Barnaby Thompson e Diego Luna (Baz Bamigboye/Prazo)
Sua mãe era uma figurinista britânica que morreu quando Luna era criança. O menino foi criado por seu pai no México. “Mas posso ser muito britânico quando quero”, diz ele com um sotaque cockney. De qualquer forma, ele torce pelo Arsenal, o que para mim está bom!
Festejando com o Club Kids
O jantar foi animado e divertido, mas os níveis de decibéis eram meros sussurros em comparação com a música que o DJ Bobby Beethoven estava tocando na festa depois da sensação de Jordan Firstman. Clube Kid.

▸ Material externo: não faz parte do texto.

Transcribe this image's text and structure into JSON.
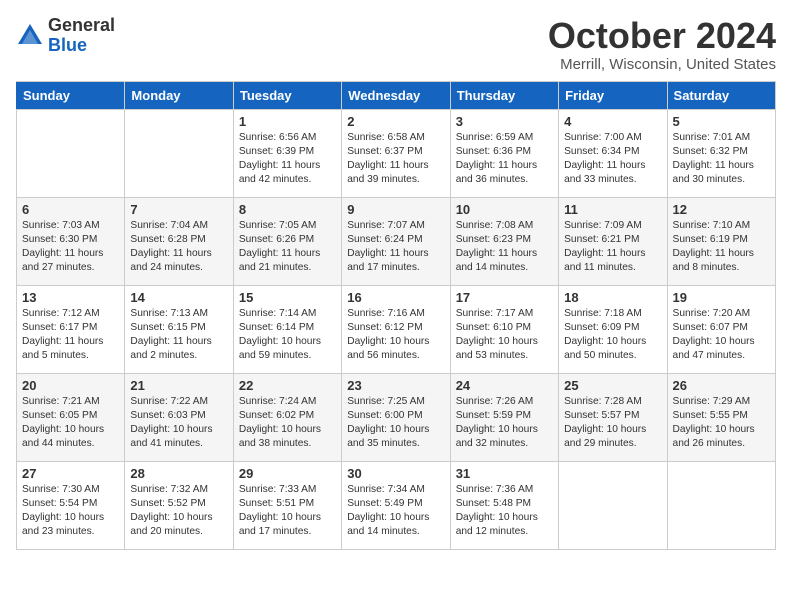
{
  "header": {
    "logo_general": "General",
    "logo_blue": "Blue",
    "month_title": "October 2024",
    "location": "Merrill, Wisconsin, United States"
  },
  "days_of_week": [
    "Sunday",
    "Monday",
    "Tuesday",
    "Wednesday",
    "Thursday",
    "Friday",
    "Saturday"
  ],
  "weeks": [
    [
      {
        "day": "",
        "content": ""
      },
      {
        "day": "",
        "content": ""
      },
      {
        "day": "1",
        "content": "Sunrise: 6:56 AM\nSunset: 6:39 PM\nDaylight: 11 hours and 42 minutes."
      },
      {
        "day": "2",
        "content": "Sunrise: 6:58 AM\nSunset: 6:37 PM\nDaylight: 11 hours and 39 minutes."
      },
      {
        "day": "3",
        "content": "Sunrise: 6:59 AM\nSunset: 6:36 PM\nDaylight: 11 hours and 36 minutes."
      },
      {
        "day": "4",
        "content": "Sunrise: 7:00 AM\nSunset: 6:34 PM\nDaylight: 11 hours and 33 minutes."
      },
      {
        "day": "5",
        "content": "Sunrise: 7:01 AM\nSunset: 6:32 PM\nDaylight: 11 hours and 30 minutes."
      }
    ],
    [
      {
        "day": "6",
        "content": "Sunrise: 7:03 AM\nSunset: 6:30 PM\nDaylight: 11 hours and 27 minutes."
      },
      {
        "day": "7",
        "content": "Sunrise: 7:04 AM\nSunset: 6:28 PM\nDaylight: 11 hours and 24 minutes."
      },
      {
        "day": "8",
        "content": "Sunrise: 7:05 AM\nSunset: 6:26 PM\nDaylight: 11 hours and 21 minutes."
      },
      {
        "day": "9",
        "content": "Sunrise: 7:07 AM\nSunset: 6:24 PM\nDaylight: 11 hours and 17 minutes."
      },
      {
        "day": "10",
        "content": "Sunrise: 7:08 AM\nSunset: 6:23 PM\nDaylight: 11 hours and 14 minutes."
      },
      {
        "day": "11",
        "content": "Sunrise: 7:09 AM\nSunset: 6:21 PM\nDaylight: 11 hours and 11 minutes."
      },
      {
        "day": "12",
        "content": "Sunrise: 7:10 AM\nSunset: 6:19 PM\nDaylight: 11 hours and 8 minutes."
      }
    ],
    [
      {
        "day": "13",
        "content": "Sunrise: 7:12 AM\nSunset: 6:17 PM\nDaylight: 11 hours and 5 minutes."
      },
      {
        "day": "14",
        "content": "Sunrise: 7:13 AM\nSunset: 6:15 PM\nDaylight: 11 hours and 2 minutes."
      },
      {
        "day": "15",
        "content": "Sunrise: 7:14 AM\nSunset: 6:14 PM\nDaylight: 10 hours and 59 minutes."
      },
      {
        "day": "16",
        "content": "Sunrise: 7:16 AM\nSunset: 6:12 PM\nDaylight: 10 hours and 56 minutes."
      },
      {
        "day": "17",
        "content": "Sunrise: 7:17 AM\nSunset: 6:10 PM\nDaylight: 10 hours and 53 minutes."
      },
      {
        "day": "18",
        "content": "Sunrise: 7:18 AM\nSunset: 6:09 PM\nDaylight: 10 hours and 50 minutes."
      },
      {
        "day": "19",
        "content": "Sunrise: 7:20 AM\nSunset: 6:07 PM\nDaylight: 10 hours and 47 minutes."
      }
    ],
    [
      {
        "day": "20",
        "content": "Sunrise: 7:21 AM\nSunset: 6:05 PM\nDaylight: 10 hours and 44 minutes."
      },
      {
        "day": "21",
        "content": "Sunrise: 7:22 AM\nSunset: 6:03 PM\nDaylight: 10 hours and 41 minutes."
      },
      {
        "day": "22",
        "content": "Sunrise: 7:24 AM\nSunset: 6:02 PM\nDaylight: 10 hours and 38 minutes."
      },
      {
        "day": "23",
        "content": "Sunrise: 7:25 AM\nSunset: 6:00 PM\nDaylight: 10 hours and 35 minutes."
      },
      {
        "day": "24",
        "content": "Sunrise: 7:26 AM\nSunset: 5:59 PM\nDaylight: 10 hours and 32 minutes."
      },
      {
        "day": "25",
        "content": "Sunrise: 7:28 AM\nSunset: 5:57 PM\nDaylight: 10 hours and 29 minutes."
      },
      {
        "day": "26",
        "content": "Sunrise: 7:29 AM\nSunset: 5:55 PM\nDaylight: 10 hours and 26 minutes."
      }
    ],
    [
      {
        "day": "27",
        "content": "Sunrise: 7:30 AM\nSunset: 5:54 PM\nDaylight: 10 hours and 23 minutes."
      },
      {
        "day": "28",
        "content": "Sunrise: 7:32 AM\nSunset: 5:52 PM\nDaylight: 10 hours and 20 minutes."
      },
      {
        "day": "29",
        "content": "Sunrise: 7:33 AM\nSunset: 5:51 PM\nDaylight: 10 hours and 17 minutes."
      },
      {
        "day": "30",
        "content": "Sunrise: 7:34 AM\nSunset: 5:49 PM\nDaylight: 10 hours and 14 minutes."
      },
      {
        "day": "31",
        "content": "Sunrise: 7:36 AM\nSunset: 5:48 PM\nDaylight: 10 hours and 12 minutes."
      },
      {
        "day": "",
        "content": ""
      },
      {
        "day": "",
        "content": ""
      }
    ]
  ]
}
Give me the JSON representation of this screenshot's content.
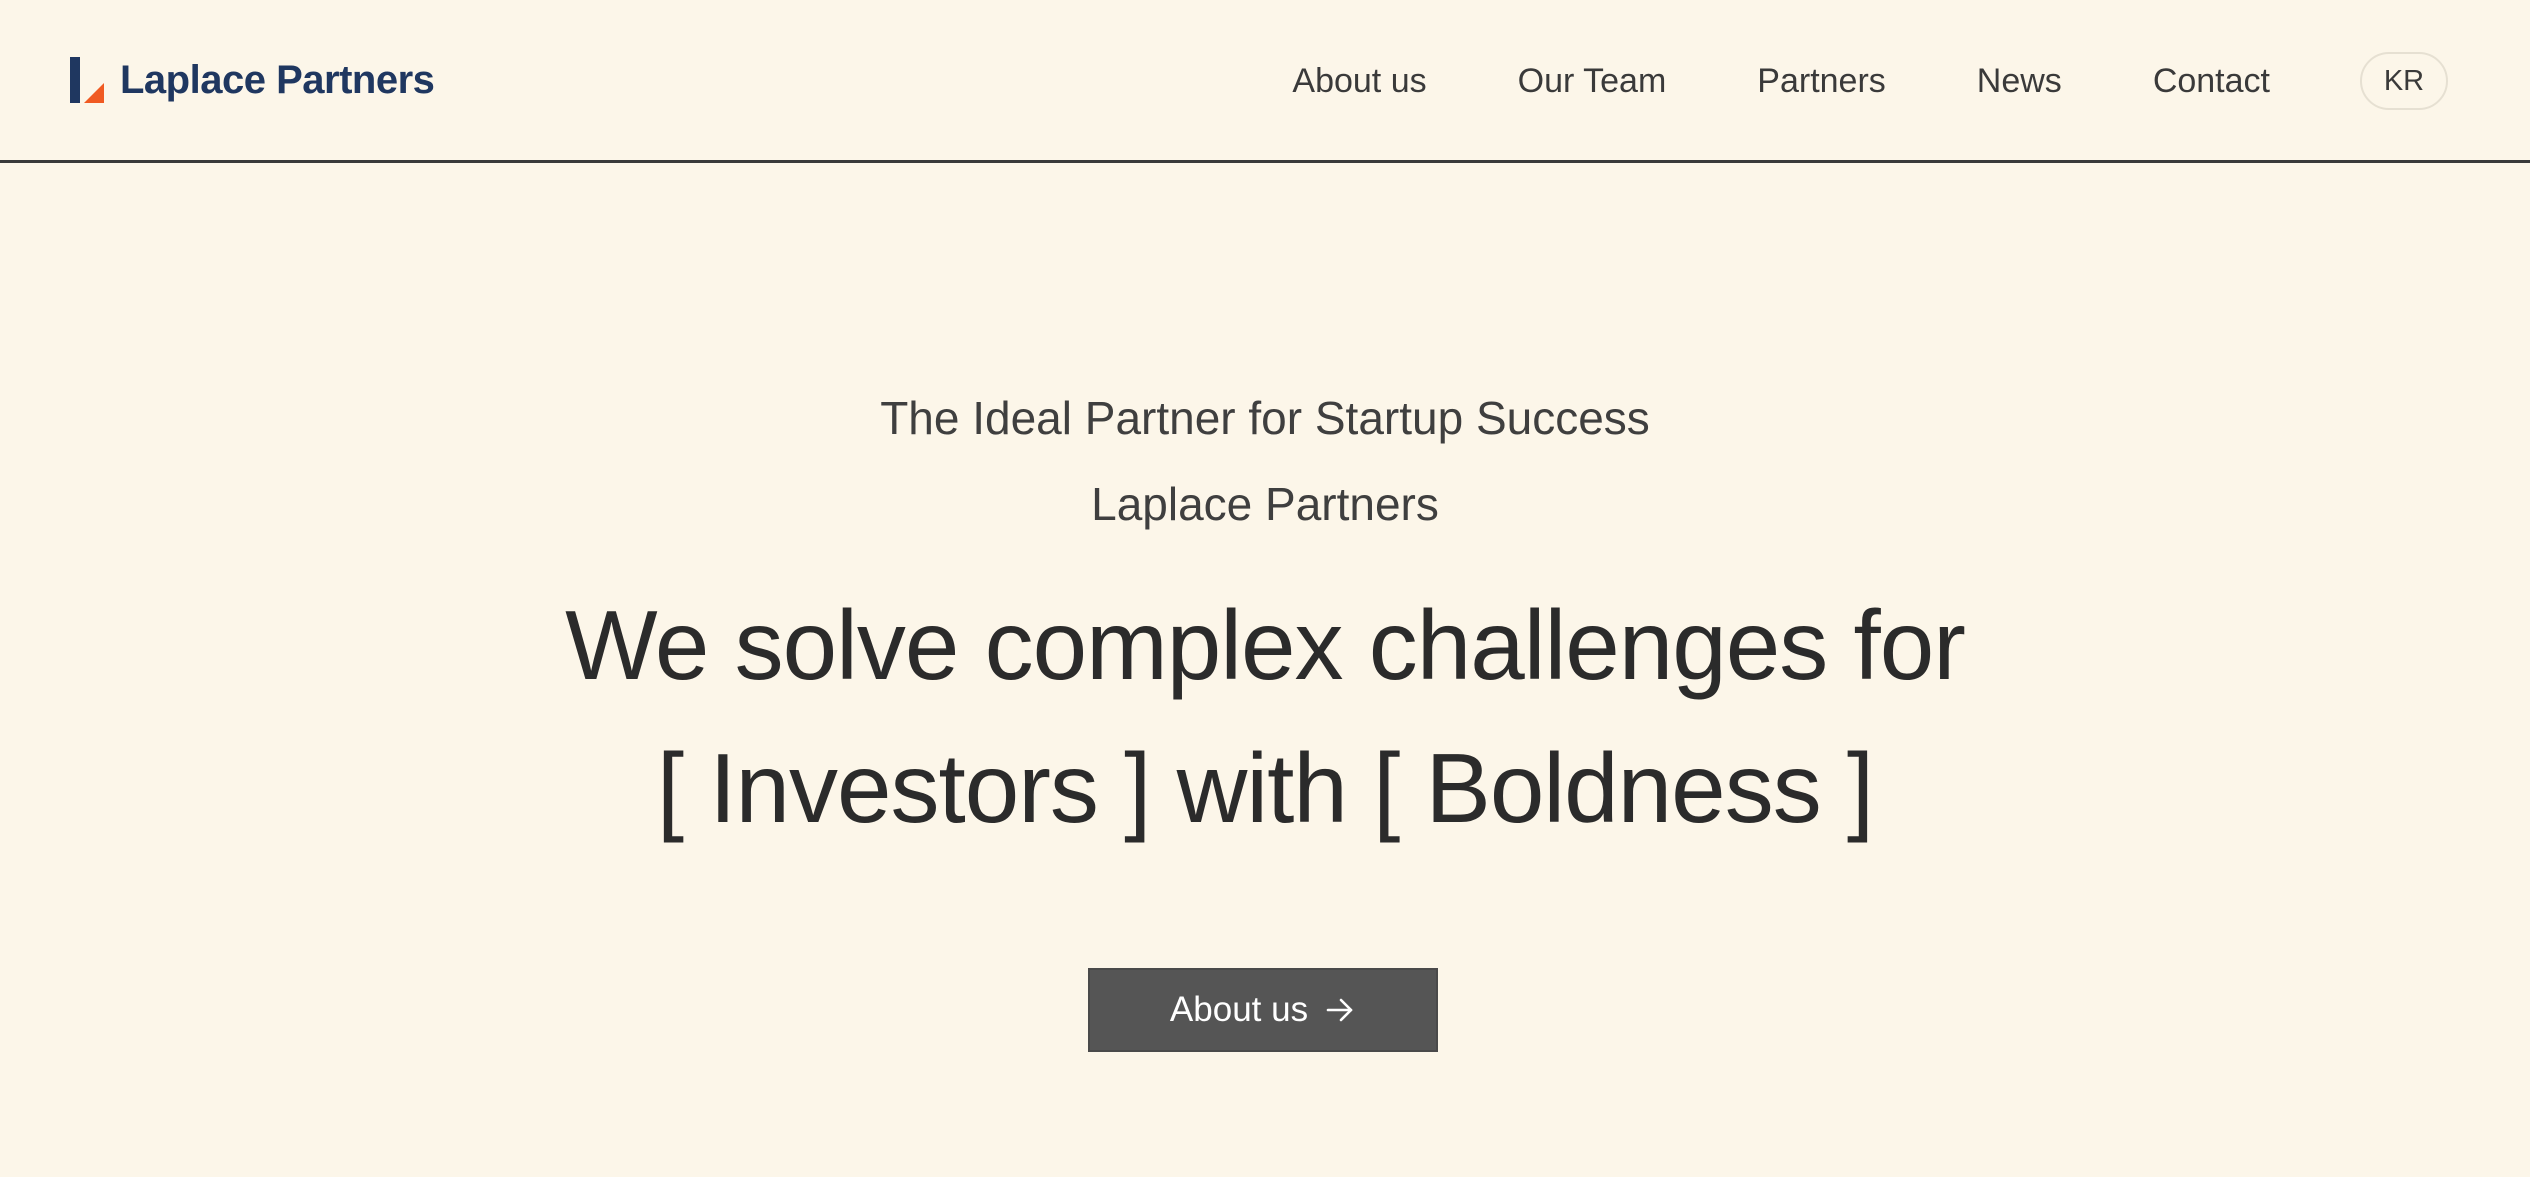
{
  "brand": {
    "name": "Laplace Partners",
    "logo_icon": "laplace-l-logo-icon",
    "colors": {
      "navy": "#1f3760",
      "orange": "#f05a22",
      "background": "#fcf6e9",
      "button": "#555555"
    }
  },
  "nav": {
    "items": [
      {
        "label": "About us"
      },
      {
        "label": "Our Team"
      },
      {
        "label": "Partners"
      },
      {
        "label": "News"
      },
      {
        "label": "Contact"
      }
    ],
    "language_toggle": "KR"
  },
  "hero": {
    "eyebrow": "The Ideal Partner for Startup Success",
    "company": "Laplace Partners",
    "headline_line1": "We solve complex challenges for",
    "headline_line2": "[ Investors ] with [ Boldness ]",
    "cta_label": "About us",
    "cta_icon": "arrow-right-icon"
  }
}
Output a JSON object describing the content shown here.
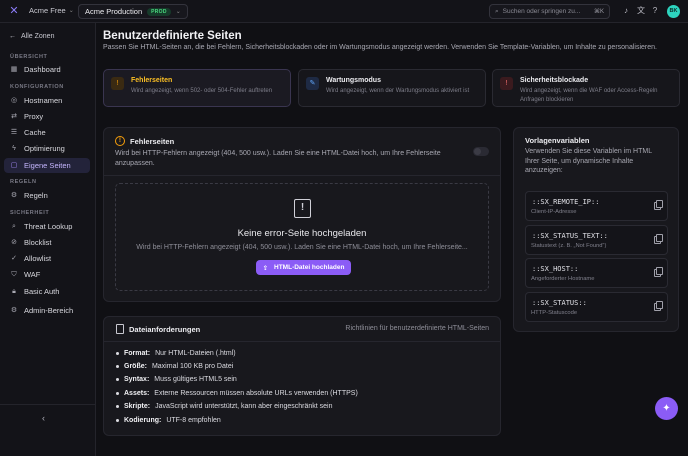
{
  "topbar": {
    "account": "Acme Free",
    "zone": "Acme Production",
    "zone_badge": "PROD",
    "search_placeholder": "Suchen oder springen zu...",
    "search_shortcut": "⌘K",
    "avatar_initials": "BK"
  },
  "sidebar": {
    "back_label": "Alle Zonen",
    "sections": {
      "overview": "ÜBERSICHT",
      "config": "KONFIGURATION",
      "rules": "REGELN",
      "security": "SICHERHEIT"
    },
    "items": {
      "dashboard": "Dashboard",
      "hostnames": "Hostnamen",
      "proxy": "Proxy",
      "cache": "Cache",
      "optimization": "Optimierung",
      "custom_pages": "Eigene Seiten",
      "rules": "Regeln",
      "threat_lookup": "Threat Lookup",
      "blocklist": "Blocklist",
      "allowlist": "Allowlist",
      "waf": "WAF",
      "basic_auth": "Basic Auth",
      "admin_area": "Admin-Bereich"
    }
  },
  "page": {
    "title": "Benutzerdefinierte Seiten",
    "subtitle": "Passen Sie HTML-Seiten an, die bei Fehlern, Sicherheitsblockaden oder im Wartungsmodus angezeigt werden. Verwenden Sie Template-Variablen, um Inhalte zu personalisieren."
  },
  "type_cards": [
    {
      "title": "Fehlerseiten",
      "desc": "Wird angezeigt, wenn 502- oder 504-Fehler auftreten"
    },
    {
      "title": "Wartungsmodus",
      "desc": "Wird angezeigt, wenn der Wartungsmodus aktiviert ist"
    },
    {
      "title": "Sicherheitsblockade",
      "desc": "Wird angezeigt, wenn die WAF oder Access-Regeln Anfragen blockieren"
    }
  ],
  "error_panel": {
    "title": "Fehlerseiten",
    "desc": "Wird bei HTTP-Fehlern angezeigt (404, 500 usw.). Laden Sie eine HTML-Datei hoch, um Ihre Fehlerseite anzupassen.",
    "empty_title": "Keine error-Seite hochgeladen",
    "empty_desc": "Wird bei HTTP-Fehlern angezeigt (404, 500 usw.). Laden Sie eine HTML-Datei hoch, um Ihre Fehlerseite...",
    "upload_button": "HTML-Datei hochladen"
  },
  "requirements": {
    "title": "Dateianforderungen",
    "right": "Richtlinien für benutzerdefinierte HTML-Seiten",
    "items": [
      {
        "key": "Format:",
        "val": "Nur HTML-Dateien (.html)"
      },
      {
        "key": "Größe:",
        "val": "Maximal 100 KB pro Datei"
      },
      {
        "key": "Syntax:",
        "val": "Muss gültiges HTML5 sein"
      },
      {
        "key": "Assets:",
        "val": "Externe Ressourcen müssen absolute URLs verwenden (HTTPS)"
      },
      {
        "key": "Skripte:",
        "val": "JavaScript wird unterstützt, kann aber eingeschränkt sein"
      },
      {
        "key": "Kodierung:",
        "val": "UTF-8 empfohlen"
      }
    ]
  },
  "variables": {
    "title": "Vorlagenvariablen",
    "desc": "Verwenden Sie diese Variablen im HTML Ihrer Seite, um dynamische Inhalte anzuzeigen:",
    "items": [
      {
        "name": "::SX_REMOTE_IP::",
        "desc": "Client-IP-Adresse"
      },
      {
        "name": "::SX_STATUS_TEXT::",
        "desc": "Statustext (z. B. „Not Found“)"
      },
      {
        "name": "::SX_HOST::",
        "desc": "Angeforderter Hostname"
      },
      {
        "name": "::SX_STATUS::",
        "desc": "HTTP-Statuscode"
      }
    ]
  },
  "colors": {
    "accent": "#8b5cf6",
    "active_nav": "#c4b5fd",
    "prod_badge": "#4ade80",
    "warning": "#f59e0b"
  }
}
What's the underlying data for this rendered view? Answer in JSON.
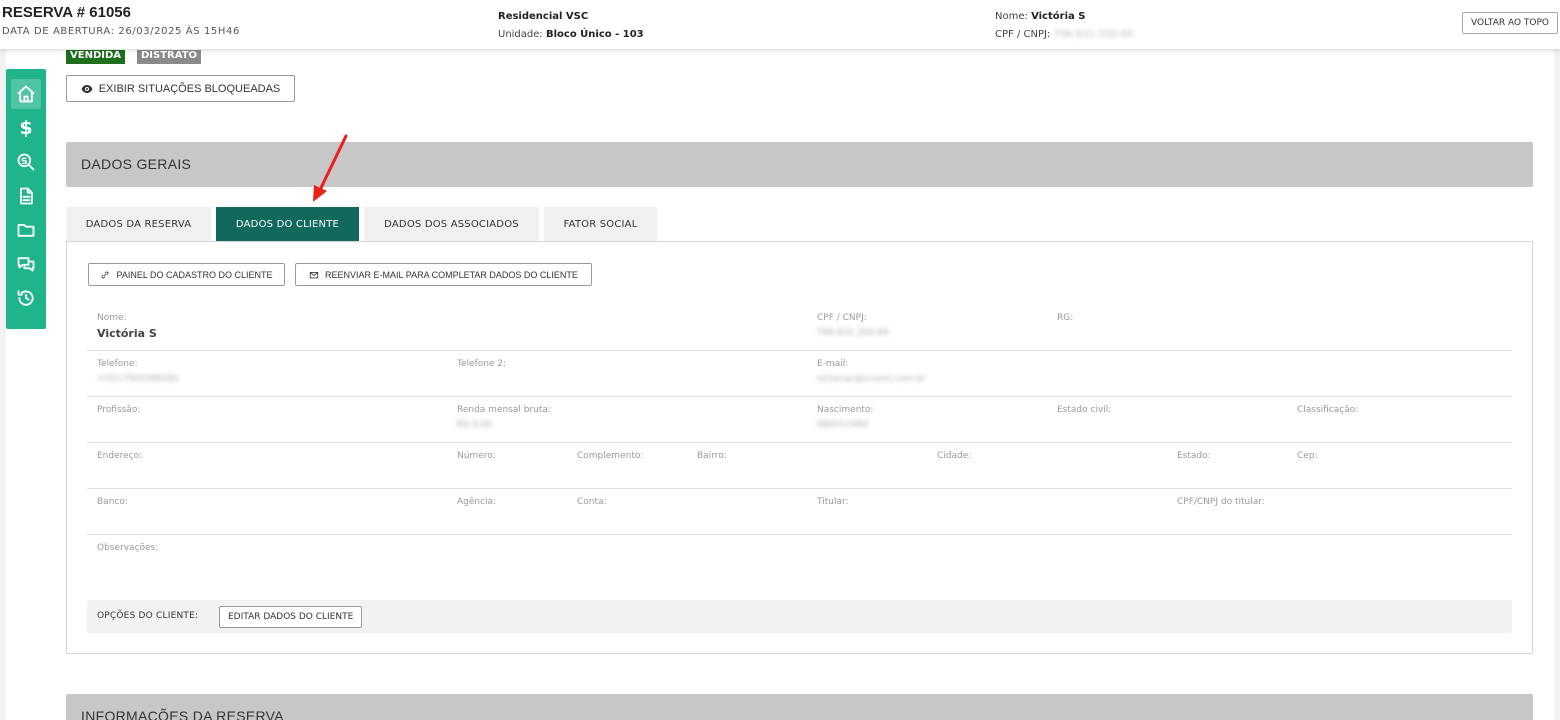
{
  "header": {
    "title": "RESERVA # 61056",
    "opening_date": "DATA DE ABERTURA: 26/03/2025 ÀS 15H46",
    "development": "Residencial VSC",
    "unit_label": "Unidade:",
    "unit_value": "Bloco Único - 103",
    "name_label": "Nome:",
    "name_value": "Victória S",
    "cpf_label": "CPF / CNPJ:",
    "cpf_value": "796.631.250-66",
    "back_to_top": "VOLTAR AO TOPO"
  },
  "sidebar": {
    "items": [
      {
        "icon": "home-icon",
        "active": true
      },
      {
        "icon": "dollar-icon",
        "glyph": "$"
      },
      {
        "icon": "search-money-icon"
      },
      {
        "icon": "document-icon"
      },
      {
        "icon": "folder-icon"
      },
      {
        "icon": "chat-icon"
      },
      {
        "icon": "history-icon"
      }
    ],
    "color": "#1fb48c"
  },
  "badges": {
    "sold": "VENDIDA",
    "termination": "DISTRATO"
  },
  "blocked_button": "EXIBIR SITUAÇÕES BLOQUEADAS",
  "sections": {
    "general": "DADOS GERAIS",
    "reservation_info": "INFORMAÇÕES DA RESERVA"
  },
  "tabs": [
    {
      "label": "DADOS DA RESERVA",
      "active": false
    },
    {
      "label": "DADOS DO CLIENTE",
      "active": true
    },
    {
      "label": "DADOS DOS ASSOCIADOS",
      "active": false
    },
    {
      "label": "FATOR SOCIAL",
      "active": false
    }
  ],
  "active_tab_color": "#10695a",
  "panel": {
    "btn_panel": "PAINEL DO CADASTRO DO CLIENTE",
    "btn_resend": "REENVIAR E-MAIL PARA COMPLETAR DADOS DO CLIENTE",
    "fields": {
      "nome": {
        "label": "Nome:",
        "value": "Victória S"
      },
      "cpf": {
        "label": "CPF / CNPJ:",
        "value": "796.631.250-66"
      },
      "rg": {
        "label": "RG:"
      },
      "telefone": {
        "label": "Telefone:",
        "value": "+5517920286282"
      },
      "telefone2": {
        "label": "Telefone 2:"
      },
      "email": {
        "label": "E-mail:",
        "value": "victoriar@vcorm.com.br"
      },
      "profissao": {
        "label": "Profissão:"
      },
      "renda": {
        "label": "Renda mensal bruta:",
        "value": "R$ 0,00"
      },
      "nascimento": {
        "label": "Nascimento:",
        "value": "08/07/1992"
      },
      "estado_civil": {
        "label": "Estado civil:"
      },
      "classificacao": {
        "label": "Classificação:"
      },
      "endereco": {
        "label": "Endereço:"
      },
      "numero": {
        "label": "Número:"
      },
      "complemento": {
        "label": "Complemento:"
      },
      "bairro": {
        "label": "Bairro:"
      },
      "cidade": {
        "label": "Cidade:"
      },
      "estado": {
        "label": "Estado:"
      },
      "cep": {
        "label": "Cep:"
      },
      "banco": {
        "label": "Banco:"
      },
      "agencia": {
        "label": "Agência:"
      },
      "conta": {
        "label": "Conta:"
      },
      "titular": {
        "label": "Titular:"
      },
      "cpf_titular": {
        "label": "CPF/CNPJ do titular:"
      },
      "observacoes": {
        "label": "Observações:"
      }
    },
    "client_options_label": "OPÇÕES DO CLIENTE:",
    "edit_client_button": "EDITAR DADOS DO CLIENTE"
  },
  "annotation_color": "#e8211b"
}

A festa na Praia da Lúcia foi lotada da pista de dança até o mar.

Bobby Beethoven na festa do ‘Kid Club’ (Baz Bamigboye/Deadlinez)
Adorei ver Matty Matheson interpretando Neil em O Urso. Ele me contou que está em Cannes para o mercado onde está fazendo reuniões para o filme Moer que ele foi produtor executivo.

Matty Matheson (Baz Bamigboye/Prazo)
Eu dou um pequeno passo de dança cha-cha para DJ Carly Me dê forçaapropriado porque agora são 2 horas da manhã e força é uma coisa que não tenho. Depois Marina Sena e Psirico’s Carnaval toca e me dá um tiro no braço. Os funcionários do bar estão dançando no topo de uma coluna tentando derramar champanhe na garganta de uma mulher.

Dalton Gomez e Maika Monroe (Baz Bamigboye/Prazo)
Odessa A’zion faz a coisa mais doce e entrega a Firstman um buquê de flores. Ele leva um milésimo de segundo para entender quem é por trás dos óculos e do cabelo preso. A estrela de terror Maika Monroe está com seu namorado Dalton Gomez. O produtor e distribuidor britânico Zygi Kamasa está envolvido no filme de Monroe em Cannes Psicopata Vitoriano através de seu True Brit Entertainment.
Há muitos produtores britânicos na cidade, incluindo Dominic Tighe, que está tentando fechar acordos para sua Giant Productions. Fiquei surpreso quando vi Tighe porque costumava cobrir ele e sua esposa, a atriz Katherine Kingsley, quando eles enfeitavam o palco do teatro musical, mas como sabemos, sempre houve muitos cruzamentos entre o palco e a tela.
O BFI é MIA
De repente, percebi que não ouvi uma palavra do pessoal geralmente simpático do British Film Institute, que notavelmente não me convidou para o almoço de recepção ontem. Talvez tenha a ver com o facto de não terem produzido títulos em Cannes este ano, embora tenham co-financiado o filme de Clio Barnard. Vejo edifícios caindo como relâmpagosque eu acho que é um ótimo filme. O BFI e a BBC Film deveriam estar gritando aos quatro ventos sobre esta imagem, mas nenhuma palavra foi ouvida de nenhuma delas. Por outro lado, ouço muitos membros da comunidade cinematográfica internacional sobre o quão distantes o BFI e a BBC Film podem ser. E caramba, eu não sei disso.
Alguém me entrega um convite para outra festa no sábado à noite, marcada para durar até as 5 da manhã. Sem chance.